FedEx Supports Safe School Area Initiative in Zambia

September 10, 2020

LUSAKA, Zambia. September 10, 2020 — FedEx Express, the world’s largest express transportation company and a subsidiary of FedEx Corp. (NYSE: FDX), together with Amend, an international NGO, and the Zambia Road Safety Trust, a local NGO, have today launched a road safety program that provides signage for 30km per hour speed limits around 10 schools, in line with Zambia’s adopted legislation on 30km/h reduced speed limit around all schools in the country.

The World Health Organization estimates more than 1.35 million people die on the world’s roads every year[1]. Among the most vulnerable road users in Zambia are child pedestrians, who face serious risks walking to and from school every day. The “Step Change” report, published by road safety groups further highlight that a child in Africa is twice as likely to die on the roads compared to a child in any other region of the world[2].

A 30km/h speed limit is an internationally recommended maximum for areas where vehicles and pedestrians interact. According to scientific research, there is a 90% chance of a pedestrian surviving a collision involving a vehicle traveling at 30km/h, however that chance of survival decreases exponentially at speeds higher than 30km/h. When traveling at 40km/h, for instance, there is a 70% chance of pedestrian survival, while at 50 km/h the chance of survival drops to only 15%.

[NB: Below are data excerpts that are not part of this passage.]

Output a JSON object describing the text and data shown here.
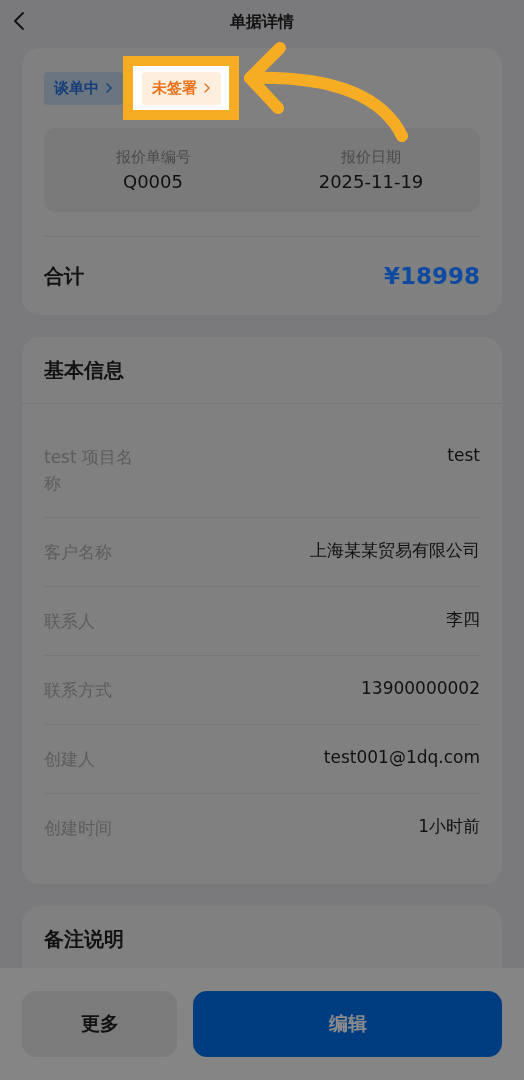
{
  "header": {
    "title": "单据详情"
  },
  "summary": {
    "tags": [
      {
        "label": "谈单中",
        "highlighted": false
      },
      {
        "label": "未签署",
        "highlighted": true
      }
    ],
    "fields": [
      {
        "label": "报价单编号",
        "value": "Q0005"
      },
      {
        "label": "报价日期",
        "value": "2025-11-19"
      }
    ],
    "total": {
      "label": "合计",
      "value": "¥18998"
    }
  },
  "basic_info": {
    "title": "基本信息",
    "rows": [
      {
        "label": "test 项目名称",
        "value": "test"
      },
      {
        "label": "客户名称",
        "value": "上海某某贸易有限公司"
      },
      {
        "label": "联系人",
        "value": "李四"
      },
      {
        "label": "联系方式",
        "value": "13900000002"
      },
      {
        "label": "创建人",
        "value": "test001@1dq.com"
      },
      {
        "label": "创建时间",
        "value": "1小时前"
      }
    ]
  },
  "notes": {
    "title": "备注说明"
  },
  "actions": [
    {
      "label": "更多",
      "kind": "secondary"
    },
    {
      "label": "编辑",
      "kind": "primary"
    }
  ]
}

“FedEx holds safety above all in everything we do. With around 180,000 vehicles on the world’s roads, safety is part of our DNA. Our experience and culture of safety has led FedEx to work with some of the world’s leading road safety NGOs to address infrastructure and the safety of vulnerable road users – especially children,” said Taarek Hinedi, Vice President, Middle East and Africa Operations at FedEx Express.

“We’re proud to work with organizations like Amend and Zambia Road Safety Trust to provide our expertise and resources to help bring down the number of injuries and fatalities on the world’s roads” continued Hinedi.

The Mayor of Lusaka, His Worship. Miles Bwalya Sampa said, “Parents expect their children to return home safely, and they expect that they will be safe during the school day. Furthermore, they expect us — the people who make the legislation– to ensure that the safety of their children is protected. Thirty km/h speed limits in residential streets can make life safer and more pleasant for residents, and 30 km/h limits in town centers can civilize those centers, boosting business and improving safety. It is indeed true that a slower place is often a better place.”

Hon. Minister of Transport and Communication Mutotwe Kafwaya said, “Human error, be it speed, fatigue, drunk driving, or distracted driving are the main factors in road traffic collisions in our country. This is why the work of the organizations such as Amend, FedEx, and the Zambia Road Safety Trust is so crucial.  They are vital partners of government saving lives of people on our roads and I thank them for their involvement in this important cause, and for their dedication in helping government decrease deaths and injuries.”

“Children should be able to walk safely.  They need the freedom to use the roads for their social development and for going to school. Unfortunately, this is not the case.  Last year, over 100 children died and more than 1,500 were seriously injured while walking and cycling, many of them close to their homes,” continued Kafaya.